Though it boasts the most promising title of the four, the tamest one is actually on the fourth disc. Also from 1932, They Call It Sin brings back Manners in a secondary role as Jimmie Decker, a salesman who becomes infatuated with a fresh-faced Loretta Young as small-town Kansas church organist Marion Cullen. Their afternoon idylls (first at a soda shop, then rowing on a lake) sends her following him back to New York, where it turns out he's engaged to another woman. She decides to continue her musical career via a questionable producer (Louis Calhern), but then Jimmy's surgeon buddy Dr. Tony Travers (George Brent) enters the picture as well. Both Merkel and Vinson return, with the former getting some of the best moments as Young's dancer roommate (including, appropriately, the exuberant final shot).

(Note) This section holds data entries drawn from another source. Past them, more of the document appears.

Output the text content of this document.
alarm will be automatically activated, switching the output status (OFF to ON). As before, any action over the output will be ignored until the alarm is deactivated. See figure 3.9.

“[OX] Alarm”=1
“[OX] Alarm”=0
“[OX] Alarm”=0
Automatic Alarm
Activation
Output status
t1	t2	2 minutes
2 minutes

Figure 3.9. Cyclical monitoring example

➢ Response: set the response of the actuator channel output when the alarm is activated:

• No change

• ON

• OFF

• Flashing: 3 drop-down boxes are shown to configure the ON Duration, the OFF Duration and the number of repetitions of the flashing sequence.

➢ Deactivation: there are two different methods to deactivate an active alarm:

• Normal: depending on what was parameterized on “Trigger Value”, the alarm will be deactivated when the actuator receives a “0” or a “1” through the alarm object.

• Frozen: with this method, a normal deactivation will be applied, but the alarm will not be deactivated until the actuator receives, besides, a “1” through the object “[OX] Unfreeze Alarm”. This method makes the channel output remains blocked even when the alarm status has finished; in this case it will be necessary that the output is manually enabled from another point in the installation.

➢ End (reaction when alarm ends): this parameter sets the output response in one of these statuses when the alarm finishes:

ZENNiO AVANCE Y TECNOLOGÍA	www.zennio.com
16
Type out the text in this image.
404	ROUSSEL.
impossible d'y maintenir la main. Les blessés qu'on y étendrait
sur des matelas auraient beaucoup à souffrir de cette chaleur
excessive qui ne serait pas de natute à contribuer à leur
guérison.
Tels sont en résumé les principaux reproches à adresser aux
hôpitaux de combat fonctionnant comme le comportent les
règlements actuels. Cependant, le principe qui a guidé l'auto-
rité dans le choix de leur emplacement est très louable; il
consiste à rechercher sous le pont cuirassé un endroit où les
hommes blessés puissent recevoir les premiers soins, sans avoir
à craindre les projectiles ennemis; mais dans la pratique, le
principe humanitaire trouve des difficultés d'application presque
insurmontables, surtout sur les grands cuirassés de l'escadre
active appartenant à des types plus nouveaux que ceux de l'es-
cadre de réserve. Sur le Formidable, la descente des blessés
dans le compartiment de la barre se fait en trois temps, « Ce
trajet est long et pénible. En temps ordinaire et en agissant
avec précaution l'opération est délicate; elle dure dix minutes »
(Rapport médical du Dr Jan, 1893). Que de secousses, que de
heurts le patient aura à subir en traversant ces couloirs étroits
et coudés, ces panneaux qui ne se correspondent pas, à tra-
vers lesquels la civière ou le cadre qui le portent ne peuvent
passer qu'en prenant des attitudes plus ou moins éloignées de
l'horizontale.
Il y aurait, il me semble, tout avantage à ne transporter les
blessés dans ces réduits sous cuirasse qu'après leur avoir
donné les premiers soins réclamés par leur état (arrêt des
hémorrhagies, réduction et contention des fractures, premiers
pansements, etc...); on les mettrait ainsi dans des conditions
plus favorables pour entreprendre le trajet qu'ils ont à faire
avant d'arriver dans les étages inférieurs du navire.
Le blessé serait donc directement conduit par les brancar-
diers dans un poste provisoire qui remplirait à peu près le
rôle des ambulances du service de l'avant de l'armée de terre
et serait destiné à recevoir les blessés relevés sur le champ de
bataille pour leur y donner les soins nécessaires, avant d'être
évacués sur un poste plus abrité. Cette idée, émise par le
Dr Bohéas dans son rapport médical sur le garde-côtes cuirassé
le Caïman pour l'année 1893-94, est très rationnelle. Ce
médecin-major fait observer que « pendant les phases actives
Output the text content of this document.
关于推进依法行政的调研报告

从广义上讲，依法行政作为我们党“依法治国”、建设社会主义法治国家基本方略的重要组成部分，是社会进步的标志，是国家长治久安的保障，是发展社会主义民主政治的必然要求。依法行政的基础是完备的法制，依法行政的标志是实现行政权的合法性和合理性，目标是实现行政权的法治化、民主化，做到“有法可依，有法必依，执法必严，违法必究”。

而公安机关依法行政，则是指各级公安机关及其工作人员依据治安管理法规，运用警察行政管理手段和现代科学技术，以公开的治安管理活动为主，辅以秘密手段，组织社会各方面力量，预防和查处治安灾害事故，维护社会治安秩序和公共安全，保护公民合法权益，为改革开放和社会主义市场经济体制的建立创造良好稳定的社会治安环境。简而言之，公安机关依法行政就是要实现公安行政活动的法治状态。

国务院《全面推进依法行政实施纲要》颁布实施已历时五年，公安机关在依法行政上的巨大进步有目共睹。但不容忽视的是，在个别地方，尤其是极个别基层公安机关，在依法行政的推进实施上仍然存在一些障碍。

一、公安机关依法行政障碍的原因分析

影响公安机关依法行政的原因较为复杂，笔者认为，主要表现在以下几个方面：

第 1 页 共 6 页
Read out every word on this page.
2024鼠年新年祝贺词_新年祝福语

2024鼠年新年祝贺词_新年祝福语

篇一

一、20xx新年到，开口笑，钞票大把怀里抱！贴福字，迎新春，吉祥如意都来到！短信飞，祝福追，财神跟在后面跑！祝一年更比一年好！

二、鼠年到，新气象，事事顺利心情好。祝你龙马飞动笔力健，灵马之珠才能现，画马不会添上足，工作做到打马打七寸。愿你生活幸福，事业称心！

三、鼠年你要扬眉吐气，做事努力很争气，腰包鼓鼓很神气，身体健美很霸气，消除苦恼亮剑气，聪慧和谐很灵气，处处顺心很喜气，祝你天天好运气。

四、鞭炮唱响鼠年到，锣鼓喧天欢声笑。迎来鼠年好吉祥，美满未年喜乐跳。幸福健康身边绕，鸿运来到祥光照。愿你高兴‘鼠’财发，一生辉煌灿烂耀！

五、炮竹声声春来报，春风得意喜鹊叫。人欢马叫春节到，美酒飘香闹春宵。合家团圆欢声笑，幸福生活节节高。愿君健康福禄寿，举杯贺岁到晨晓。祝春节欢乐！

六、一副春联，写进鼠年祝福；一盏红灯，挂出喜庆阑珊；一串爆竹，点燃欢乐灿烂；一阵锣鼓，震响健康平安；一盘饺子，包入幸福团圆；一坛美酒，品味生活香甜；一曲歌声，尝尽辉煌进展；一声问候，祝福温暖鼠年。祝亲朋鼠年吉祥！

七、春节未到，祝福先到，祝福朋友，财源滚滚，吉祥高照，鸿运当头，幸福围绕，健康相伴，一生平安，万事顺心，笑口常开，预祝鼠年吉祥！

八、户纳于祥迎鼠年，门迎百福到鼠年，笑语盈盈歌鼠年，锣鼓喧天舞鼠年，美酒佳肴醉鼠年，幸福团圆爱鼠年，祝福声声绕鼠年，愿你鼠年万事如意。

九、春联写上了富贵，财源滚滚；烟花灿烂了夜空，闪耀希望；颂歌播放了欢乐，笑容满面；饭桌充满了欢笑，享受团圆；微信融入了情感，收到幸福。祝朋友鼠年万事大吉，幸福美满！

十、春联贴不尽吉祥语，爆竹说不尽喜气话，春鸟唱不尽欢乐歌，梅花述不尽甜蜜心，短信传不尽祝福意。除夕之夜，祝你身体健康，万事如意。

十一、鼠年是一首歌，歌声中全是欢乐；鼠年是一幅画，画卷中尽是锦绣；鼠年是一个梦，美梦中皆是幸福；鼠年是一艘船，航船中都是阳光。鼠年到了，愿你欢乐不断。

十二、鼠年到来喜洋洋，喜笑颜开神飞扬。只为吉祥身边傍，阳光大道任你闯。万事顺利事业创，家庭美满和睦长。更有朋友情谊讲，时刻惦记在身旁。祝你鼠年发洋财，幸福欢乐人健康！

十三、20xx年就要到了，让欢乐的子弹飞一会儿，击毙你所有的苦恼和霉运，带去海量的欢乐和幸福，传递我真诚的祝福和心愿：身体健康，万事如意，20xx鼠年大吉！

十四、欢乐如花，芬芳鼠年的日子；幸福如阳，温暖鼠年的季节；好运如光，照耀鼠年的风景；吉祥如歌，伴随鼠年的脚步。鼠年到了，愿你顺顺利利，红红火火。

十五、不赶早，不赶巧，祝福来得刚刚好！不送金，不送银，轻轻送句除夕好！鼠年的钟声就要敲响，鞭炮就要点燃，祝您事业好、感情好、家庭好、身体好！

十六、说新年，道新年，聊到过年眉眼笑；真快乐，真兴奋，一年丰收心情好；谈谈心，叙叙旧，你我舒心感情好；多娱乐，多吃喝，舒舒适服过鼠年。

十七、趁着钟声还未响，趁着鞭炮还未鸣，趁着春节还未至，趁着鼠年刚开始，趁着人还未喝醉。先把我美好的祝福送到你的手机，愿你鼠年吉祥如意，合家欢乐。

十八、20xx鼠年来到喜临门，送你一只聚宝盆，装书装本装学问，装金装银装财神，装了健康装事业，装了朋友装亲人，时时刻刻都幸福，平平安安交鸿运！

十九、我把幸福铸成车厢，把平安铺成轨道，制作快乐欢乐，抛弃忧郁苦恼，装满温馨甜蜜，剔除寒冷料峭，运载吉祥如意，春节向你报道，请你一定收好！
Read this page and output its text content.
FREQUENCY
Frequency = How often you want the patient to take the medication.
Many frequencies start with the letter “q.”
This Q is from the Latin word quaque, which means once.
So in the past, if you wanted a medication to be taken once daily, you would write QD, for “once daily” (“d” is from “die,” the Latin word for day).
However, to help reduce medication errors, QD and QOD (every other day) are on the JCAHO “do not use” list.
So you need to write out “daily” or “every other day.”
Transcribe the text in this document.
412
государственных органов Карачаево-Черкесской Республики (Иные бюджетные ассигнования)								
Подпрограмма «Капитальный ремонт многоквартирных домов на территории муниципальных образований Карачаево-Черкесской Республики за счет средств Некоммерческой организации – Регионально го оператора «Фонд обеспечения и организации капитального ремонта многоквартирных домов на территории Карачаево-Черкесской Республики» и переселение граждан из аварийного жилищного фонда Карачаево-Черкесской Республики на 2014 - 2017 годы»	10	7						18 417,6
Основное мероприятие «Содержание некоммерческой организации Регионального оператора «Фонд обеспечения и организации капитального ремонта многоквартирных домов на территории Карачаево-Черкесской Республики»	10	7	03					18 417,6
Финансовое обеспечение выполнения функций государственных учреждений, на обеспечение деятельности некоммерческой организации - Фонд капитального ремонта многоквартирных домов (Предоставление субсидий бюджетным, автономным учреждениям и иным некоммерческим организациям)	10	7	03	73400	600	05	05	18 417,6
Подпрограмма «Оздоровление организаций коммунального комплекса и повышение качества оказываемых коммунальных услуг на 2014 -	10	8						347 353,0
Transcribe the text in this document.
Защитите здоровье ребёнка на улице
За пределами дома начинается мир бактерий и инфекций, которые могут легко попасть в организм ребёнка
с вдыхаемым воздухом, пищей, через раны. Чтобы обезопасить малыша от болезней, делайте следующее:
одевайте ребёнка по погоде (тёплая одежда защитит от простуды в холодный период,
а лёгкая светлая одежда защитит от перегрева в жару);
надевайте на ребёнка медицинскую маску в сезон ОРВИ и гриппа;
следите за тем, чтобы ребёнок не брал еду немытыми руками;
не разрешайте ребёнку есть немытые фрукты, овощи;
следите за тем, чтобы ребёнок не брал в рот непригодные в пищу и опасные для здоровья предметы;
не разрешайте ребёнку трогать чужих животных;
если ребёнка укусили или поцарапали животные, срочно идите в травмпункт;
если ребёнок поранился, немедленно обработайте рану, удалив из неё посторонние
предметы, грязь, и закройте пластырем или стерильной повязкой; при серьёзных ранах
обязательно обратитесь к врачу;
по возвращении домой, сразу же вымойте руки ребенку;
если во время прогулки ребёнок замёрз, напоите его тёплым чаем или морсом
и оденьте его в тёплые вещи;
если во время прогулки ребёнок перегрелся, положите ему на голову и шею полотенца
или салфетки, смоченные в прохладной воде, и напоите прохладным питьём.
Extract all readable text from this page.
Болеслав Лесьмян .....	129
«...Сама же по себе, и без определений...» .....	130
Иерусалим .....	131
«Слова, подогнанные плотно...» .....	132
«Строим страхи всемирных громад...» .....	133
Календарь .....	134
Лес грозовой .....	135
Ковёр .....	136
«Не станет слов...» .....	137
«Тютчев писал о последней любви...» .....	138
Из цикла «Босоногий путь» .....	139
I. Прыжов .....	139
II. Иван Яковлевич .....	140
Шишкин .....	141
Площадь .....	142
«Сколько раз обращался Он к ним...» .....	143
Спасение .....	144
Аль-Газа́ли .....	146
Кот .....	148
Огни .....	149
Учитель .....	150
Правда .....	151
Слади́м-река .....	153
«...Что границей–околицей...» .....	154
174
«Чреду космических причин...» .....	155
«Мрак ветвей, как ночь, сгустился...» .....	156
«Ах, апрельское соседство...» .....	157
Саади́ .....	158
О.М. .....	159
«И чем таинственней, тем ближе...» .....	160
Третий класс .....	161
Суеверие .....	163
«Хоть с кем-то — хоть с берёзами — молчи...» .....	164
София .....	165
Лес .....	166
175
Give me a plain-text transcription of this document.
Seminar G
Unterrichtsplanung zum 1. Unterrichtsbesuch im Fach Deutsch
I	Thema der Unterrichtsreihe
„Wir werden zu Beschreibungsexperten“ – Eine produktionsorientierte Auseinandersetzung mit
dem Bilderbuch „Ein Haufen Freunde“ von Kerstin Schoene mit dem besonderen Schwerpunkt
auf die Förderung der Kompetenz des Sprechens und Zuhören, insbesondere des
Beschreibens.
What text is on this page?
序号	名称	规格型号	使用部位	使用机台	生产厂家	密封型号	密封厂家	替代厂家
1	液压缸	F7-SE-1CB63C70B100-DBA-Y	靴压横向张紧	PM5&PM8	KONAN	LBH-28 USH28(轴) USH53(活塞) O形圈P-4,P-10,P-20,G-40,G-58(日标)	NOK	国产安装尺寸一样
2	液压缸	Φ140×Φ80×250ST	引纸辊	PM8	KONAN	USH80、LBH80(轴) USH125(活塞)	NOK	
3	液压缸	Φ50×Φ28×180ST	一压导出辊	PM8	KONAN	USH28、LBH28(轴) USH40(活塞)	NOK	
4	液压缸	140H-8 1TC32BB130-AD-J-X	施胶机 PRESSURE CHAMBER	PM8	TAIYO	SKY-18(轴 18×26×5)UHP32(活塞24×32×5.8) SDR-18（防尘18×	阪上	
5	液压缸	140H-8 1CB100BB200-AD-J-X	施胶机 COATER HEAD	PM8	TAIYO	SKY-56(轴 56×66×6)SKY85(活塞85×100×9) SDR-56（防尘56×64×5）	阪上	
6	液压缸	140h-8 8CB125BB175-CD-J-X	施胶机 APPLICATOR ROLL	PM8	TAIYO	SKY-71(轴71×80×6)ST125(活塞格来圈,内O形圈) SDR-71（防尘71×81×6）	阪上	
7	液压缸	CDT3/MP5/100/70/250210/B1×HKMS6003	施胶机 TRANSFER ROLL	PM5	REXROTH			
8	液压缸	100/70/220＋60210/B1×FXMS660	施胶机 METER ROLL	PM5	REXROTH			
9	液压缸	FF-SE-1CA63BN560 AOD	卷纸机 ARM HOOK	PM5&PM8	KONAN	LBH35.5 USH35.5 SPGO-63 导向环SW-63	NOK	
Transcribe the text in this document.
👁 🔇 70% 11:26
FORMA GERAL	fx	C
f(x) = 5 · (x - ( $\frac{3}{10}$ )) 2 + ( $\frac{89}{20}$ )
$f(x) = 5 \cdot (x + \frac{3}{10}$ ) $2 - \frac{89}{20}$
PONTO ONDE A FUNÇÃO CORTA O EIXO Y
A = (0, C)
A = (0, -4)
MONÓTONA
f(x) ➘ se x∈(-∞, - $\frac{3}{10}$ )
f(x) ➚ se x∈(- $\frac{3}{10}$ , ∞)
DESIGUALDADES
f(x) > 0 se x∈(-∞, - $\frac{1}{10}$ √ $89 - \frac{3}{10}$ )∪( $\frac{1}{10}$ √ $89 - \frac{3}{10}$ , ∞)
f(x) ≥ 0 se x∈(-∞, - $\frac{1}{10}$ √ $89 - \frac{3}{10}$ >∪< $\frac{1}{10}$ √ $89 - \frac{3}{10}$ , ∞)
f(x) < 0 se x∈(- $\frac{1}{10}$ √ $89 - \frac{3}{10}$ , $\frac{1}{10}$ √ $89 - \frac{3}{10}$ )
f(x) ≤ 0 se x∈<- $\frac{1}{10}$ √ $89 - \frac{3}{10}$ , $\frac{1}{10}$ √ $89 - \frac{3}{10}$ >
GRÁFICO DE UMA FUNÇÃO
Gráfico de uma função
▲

Despite the obvious lack of salacious content, They Call It Sin will appeal to fans of the period with its solid amount of star power, plentiful plot turns packed into barely over an hour, and efficient direction by Thornton Freeland, who would helm the far more famous Flying Down to Rio one year later. This is the only film without a trailer, but as with the others, the transfer is generally excellent with better contrast levels than most TV broadcasts and just a few scuffs and scars betraying its vintage. All in all, it's an upbeat, elegant, and sometimes naughty quartet worthy of the prior three entries in this excellent series.